Значит, эта сторона — северная. Он стал лицом к северу и определил юго-запад. Улыбнулся.
— Разве мы не пойдем вдоль реки? — спросил Хиронака, когда Кадзи решительно повел их в чащу.
— А разве ты собирался в Корею? — вместо ответа спросил Кадзи.
Они шли два дня, а тайге не было конца. Наступил третий день, но тайга по-прежнему продолжала держать людей. Продукты кончились. Осталось только немного риса в мешке у Кадзи. Они рвали незрелые ягоды дикого винограда и с жадностью поедали. Кислые, вяжущие рот ягоды, только дразнили, заставляя еще сильнее страдать от голода.

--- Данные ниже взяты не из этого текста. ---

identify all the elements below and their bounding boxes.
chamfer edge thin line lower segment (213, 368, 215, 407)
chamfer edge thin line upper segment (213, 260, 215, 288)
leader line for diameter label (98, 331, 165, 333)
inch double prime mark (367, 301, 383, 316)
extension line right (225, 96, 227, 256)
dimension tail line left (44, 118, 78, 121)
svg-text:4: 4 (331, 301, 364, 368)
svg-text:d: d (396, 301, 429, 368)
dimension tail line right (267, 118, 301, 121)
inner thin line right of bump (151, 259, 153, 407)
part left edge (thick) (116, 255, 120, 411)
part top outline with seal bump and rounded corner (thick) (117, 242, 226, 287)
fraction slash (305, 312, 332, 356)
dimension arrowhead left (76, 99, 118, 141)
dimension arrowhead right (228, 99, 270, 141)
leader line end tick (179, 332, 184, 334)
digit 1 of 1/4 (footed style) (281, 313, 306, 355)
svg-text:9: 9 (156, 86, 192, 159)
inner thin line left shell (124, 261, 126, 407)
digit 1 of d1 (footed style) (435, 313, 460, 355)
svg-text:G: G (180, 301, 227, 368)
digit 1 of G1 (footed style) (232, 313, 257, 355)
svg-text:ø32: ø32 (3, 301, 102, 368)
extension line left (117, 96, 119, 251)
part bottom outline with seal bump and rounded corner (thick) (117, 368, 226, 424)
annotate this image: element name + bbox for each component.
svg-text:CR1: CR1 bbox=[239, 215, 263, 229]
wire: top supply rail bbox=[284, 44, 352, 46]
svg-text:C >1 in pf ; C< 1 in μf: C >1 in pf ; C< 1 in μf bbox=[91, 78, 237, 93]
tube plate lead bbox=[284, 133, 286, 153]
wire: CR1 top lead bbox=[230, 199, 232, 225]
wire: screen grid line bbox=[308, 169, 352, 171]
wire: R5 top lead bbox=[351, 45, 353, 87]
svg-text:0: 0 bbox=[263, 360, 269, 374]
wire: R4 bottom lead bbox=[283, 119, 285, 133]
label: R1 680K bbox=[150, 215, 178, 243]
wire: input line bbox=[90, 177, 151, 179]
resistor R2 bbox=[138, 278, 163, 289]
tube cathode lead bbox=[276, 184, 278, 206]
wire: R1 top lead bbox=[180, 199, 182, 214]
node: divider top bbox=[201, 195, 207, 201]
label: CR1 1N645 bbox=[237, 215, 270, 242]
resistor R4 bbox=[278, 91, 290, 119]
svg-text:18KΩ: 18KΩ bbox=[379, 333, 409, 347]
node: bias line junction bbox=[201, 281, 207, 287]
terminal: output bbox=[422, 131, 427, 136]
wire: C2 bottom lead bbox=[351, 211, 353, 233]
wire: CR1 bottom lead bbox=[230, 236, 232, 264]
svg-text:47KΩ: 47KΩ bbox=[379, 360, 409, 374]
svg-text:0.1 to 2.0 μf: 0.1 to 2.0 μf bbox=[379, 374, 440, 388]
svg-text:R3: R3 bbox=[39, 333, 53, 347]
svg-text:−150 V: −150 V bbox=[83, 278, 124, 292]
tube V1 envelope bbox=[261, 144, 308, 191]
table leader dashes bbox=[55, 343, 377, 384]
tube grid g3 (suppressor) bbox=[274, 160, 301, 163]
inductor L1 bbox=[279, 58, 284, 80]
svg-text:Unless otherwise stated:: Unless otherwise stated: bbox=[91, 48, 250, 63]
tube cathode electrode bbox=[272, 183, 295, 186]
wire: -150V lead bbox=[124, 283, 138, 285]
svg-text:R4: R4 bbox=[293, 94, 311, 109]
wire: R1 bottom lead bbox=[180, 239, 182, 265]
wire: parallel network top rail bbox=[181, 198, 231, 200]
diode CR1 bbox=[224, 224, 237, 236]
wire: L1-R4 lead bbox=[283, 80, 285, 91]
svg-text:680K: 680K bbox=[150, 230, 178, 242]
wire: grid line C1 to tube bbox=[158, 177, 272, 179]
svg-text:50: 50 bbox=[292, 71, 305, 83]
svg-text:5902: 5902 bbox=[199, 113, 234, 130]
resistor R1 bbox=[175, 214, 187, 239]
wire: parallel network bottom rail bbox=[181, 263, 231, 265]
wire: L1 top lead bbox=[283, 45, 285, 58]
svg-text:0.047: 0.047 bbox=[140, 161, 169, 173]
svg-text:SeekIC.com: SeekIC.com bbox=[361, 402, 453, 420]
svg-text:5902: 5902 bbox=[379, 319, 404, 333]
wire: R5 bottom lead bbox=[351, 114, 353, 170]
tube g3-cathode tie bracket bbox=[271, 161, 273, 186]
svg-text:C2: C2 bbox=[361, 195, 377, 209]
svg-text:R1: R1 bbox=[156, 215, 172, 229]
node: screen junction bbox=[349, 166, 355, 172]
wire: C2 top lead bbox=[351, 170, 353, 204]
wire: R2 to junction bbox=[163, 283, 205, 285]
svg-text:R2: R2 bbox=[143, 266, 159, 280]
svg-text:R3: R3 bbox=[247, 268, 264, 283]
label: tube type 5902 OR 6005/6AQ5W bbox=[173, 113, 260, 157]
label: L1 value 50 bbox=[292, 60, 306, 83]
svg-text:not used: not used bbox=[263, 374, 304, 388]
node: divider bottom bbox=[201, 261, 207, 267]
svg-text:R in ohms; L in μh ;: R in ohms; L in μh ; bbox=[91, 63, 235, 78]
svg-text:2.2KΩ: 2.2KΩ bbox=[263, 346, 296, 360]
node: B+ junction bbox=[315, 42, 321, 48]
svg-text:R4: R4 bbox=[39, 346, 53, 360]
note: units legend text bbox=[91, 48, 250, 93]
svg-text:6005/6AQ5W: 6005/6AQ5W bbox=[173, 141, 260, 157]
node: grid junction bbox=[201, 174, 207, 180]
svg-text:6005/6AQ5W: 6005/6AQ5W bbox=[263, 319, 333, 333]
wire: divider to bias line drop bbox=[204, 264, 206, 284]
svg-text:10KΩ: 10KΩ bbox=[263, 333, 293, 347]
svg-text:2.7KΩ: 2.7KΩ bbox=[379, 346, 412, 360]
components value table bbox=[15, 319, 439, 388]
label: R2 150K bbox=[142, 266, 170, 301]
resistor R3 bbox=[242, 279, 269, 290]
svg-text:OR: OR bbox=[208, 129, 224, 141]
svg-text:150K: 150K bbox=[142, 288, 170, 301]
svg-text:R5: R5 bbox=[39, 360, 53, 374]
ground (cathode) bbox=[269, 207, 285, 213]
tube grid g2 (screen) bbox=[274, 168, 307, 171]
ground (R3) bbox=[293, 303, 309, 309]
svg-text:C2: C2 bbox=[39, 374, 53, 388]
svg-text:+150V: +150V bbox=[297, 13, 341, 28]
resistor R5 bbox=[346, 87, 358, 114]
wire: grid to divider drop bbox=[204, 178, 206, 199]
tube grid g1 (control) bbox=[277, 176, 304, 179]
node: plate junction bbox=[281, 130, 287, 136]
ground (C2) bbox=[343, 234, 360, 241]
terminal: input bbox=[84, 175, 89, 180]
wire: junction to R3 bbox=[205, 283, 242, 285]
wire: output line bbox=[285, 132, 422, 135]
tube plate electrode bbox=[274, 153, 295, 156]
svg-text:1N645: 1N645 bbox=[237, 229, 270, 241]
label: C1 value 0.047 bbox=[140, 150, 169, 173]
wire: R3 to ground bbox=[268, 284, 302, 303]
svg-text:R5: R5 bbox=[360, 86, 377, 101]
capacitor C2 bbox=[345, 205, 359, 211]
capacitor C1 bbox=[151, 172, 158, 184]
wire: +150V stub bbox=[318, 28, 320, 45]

— Грибов не трогать! — предупредил Кадзи. — Листья дикого винограда, пожалуй, не причинят вреда. Только давайте сварим их.
Варево не лезло в горло.
Хиронака чертыхался, негромко, но так, чтобы слышал Ямаура. «Сами навязали себе заботу». И при этом зло глядел на Кадзи. Кадзи не стал делать вид, что не слышит, и ответил Хиронаке таким же взглядом. Подхлестнутый Хиронака проворчал:
— Все равно ведь рано или поздно придется съесть этот рис! Сварили бы размазню, что ли.
Теперь на Кадзи смотрели все.
— Нет!.. — Кадзи обвел их взглядом. — И его лицо приняло упрямое, почти жестокое выражение. — Мы съедим этот рис, когда останется одно: лечь рядом на землю и умереть.
Хиронака только повел по сторонам злобным взглядом. Он раскаивался, что не пал в бою, что пошел за этим Кадзи. В казарме пограничного батальона он имел вволю еды и вдобавок получал каждый вечер спиртное… А сейчас? Ефрейтор-второгодок помыкает им, как мальчишкой, ему приходится жрать листья в этой дремучей тайге, искать змей и мышей…
Кадзи надеялся подстрелить птицу на радость всем. Но, видно, в этом гиблом краю не жили даже птицы.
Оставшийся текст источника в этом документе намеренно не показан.